Glancing at the clock, he tried to will the voice in his ear to tell him what he needed to know. Not being able to hear what Houston was reading up to the crew was frustrating.
He heard Miller speak again, and then the translation came. “Copy, Kaz, I’ll read back expected touchdown time and location.”
This is it! He leaned over the console and grabbed a piece of paper and pen to ensure he copied down the key information as it was translated.
“Bulldog landing 11:17 Central, 99:45:40 MET, location 25.47 North, 30.56 East, next to a straight rille near the southeast rim of Le Monnier Crater.”
Chelomei read the words and numbers he had written down, then pulled his notebook out of his breast pocket and quickly flipped the pages with his thumb, looking for what the technicians in Simferopol had told him over the phone. He found his page of notes and held it next to the sheet on the console.
He cross-checked the numbers. The location was identical.
The Americans were going to land Apollo 18 right beside the Lunokhod rover.
Excellent.
Pursuit’s rocket engine was twice as big as it needed to be. The design had been decided well before anyone at NASA knew for sure how much thrust they’d need, and by then it was too expensive to change. But extra margin was a good thing, because if the engine failed, the crew died. It was one throw of the dice. One solitary engine to slow the spaceship into orbit around the Moon and, a few days later, to get them going fast enough again to escape for Earth.

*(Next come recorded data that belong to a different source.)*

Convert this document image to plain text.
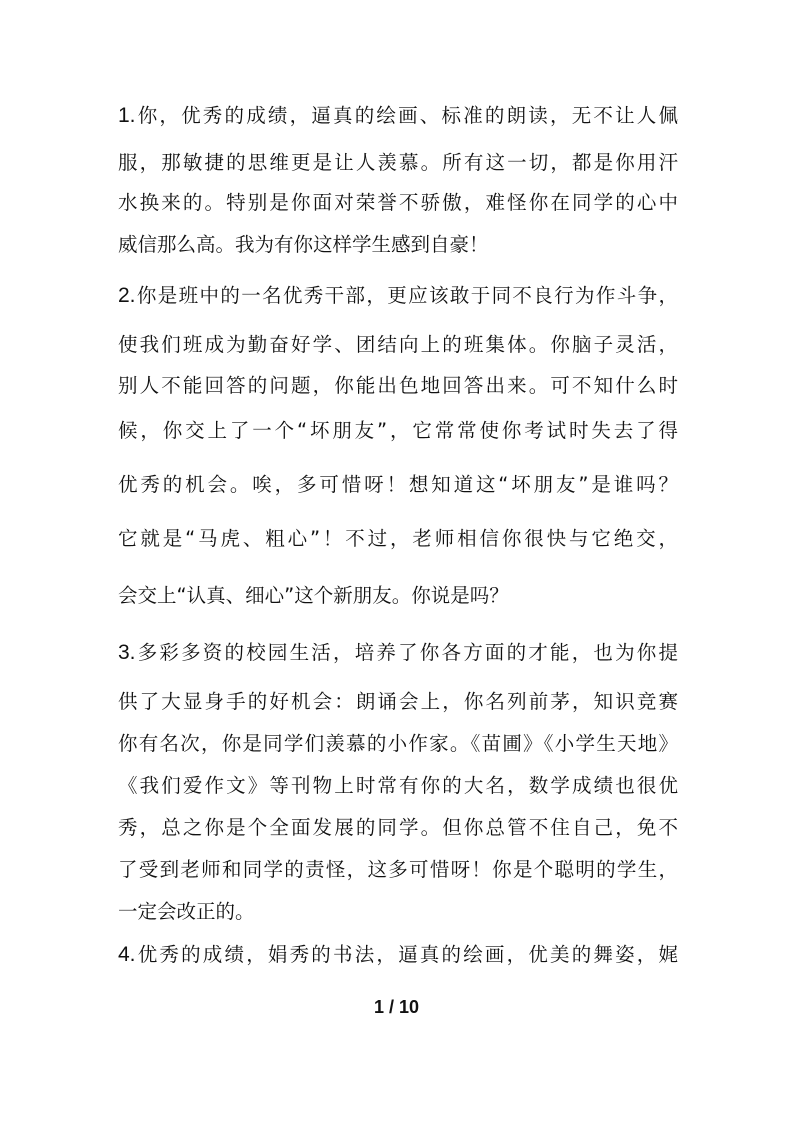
1.你，优秀的成绩，逼真的绘画、标准的朗读，无不让人佩
服，那敏捷的思维更是让人羡慕。所有这一切，都是你用汗
水换来的。特别是你面对荣誉不骄傲，难怪你在同学的心中
威信那么高。我为有你这样学生感到自豪！
2.你是班中的一名优秀干部，更应该敢于同不良行为作斗争，
使我们班成为勤奋好学、团结向上的班集体。你脑子灵活，
别人不能回答的问题，你能出色地回答出来。可不知什么时
候，你交上了一个“坏朋友”，它常常使你考试时失去了得
优秀的机会。唉，多可惜呀！想知道这“坏朋友”是谁吗？
它就是“马虎、粗心”！不过，老师相信你很快与它绝交，
会交上“认真、细心”这个新朋友。你说是吗？
3.多彩多资的校园生活，培养了你各方面的才能，也为你提
供了大显身手的好机会：朗诵会上，你名列前茅，知识竞赛
你有名次，你是同学们羡慕的小作家。《苗圃》《小学生天地》
《我们爱作文》等刊物上时常有你的大名，数学成绩也很优
秀，总之你是个全面发展的同学。但你总管不住自己，免不
了受到老师和同学的责怪，这多可惜呀！你是个聪明的学生，
一定会改正的。
4.优秀的成绩，娟秀的书法，逼真的绘画，优美的舞姿，娓
1 / 10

The engine’s name was beyond mundane—the Service Propulsion System. But the SPS was about to fire, and the crew was on their own.
Svetlana was staring out the window at the surface of the Moon rolling past them, 50 miles below. The Sun was setting, and she held up her hand to block it as they raced into the darkness of the Moon’s shadow. The low Sun angles exaggerated the shadows of the ridges and craters, making the strange sight even more bizarre.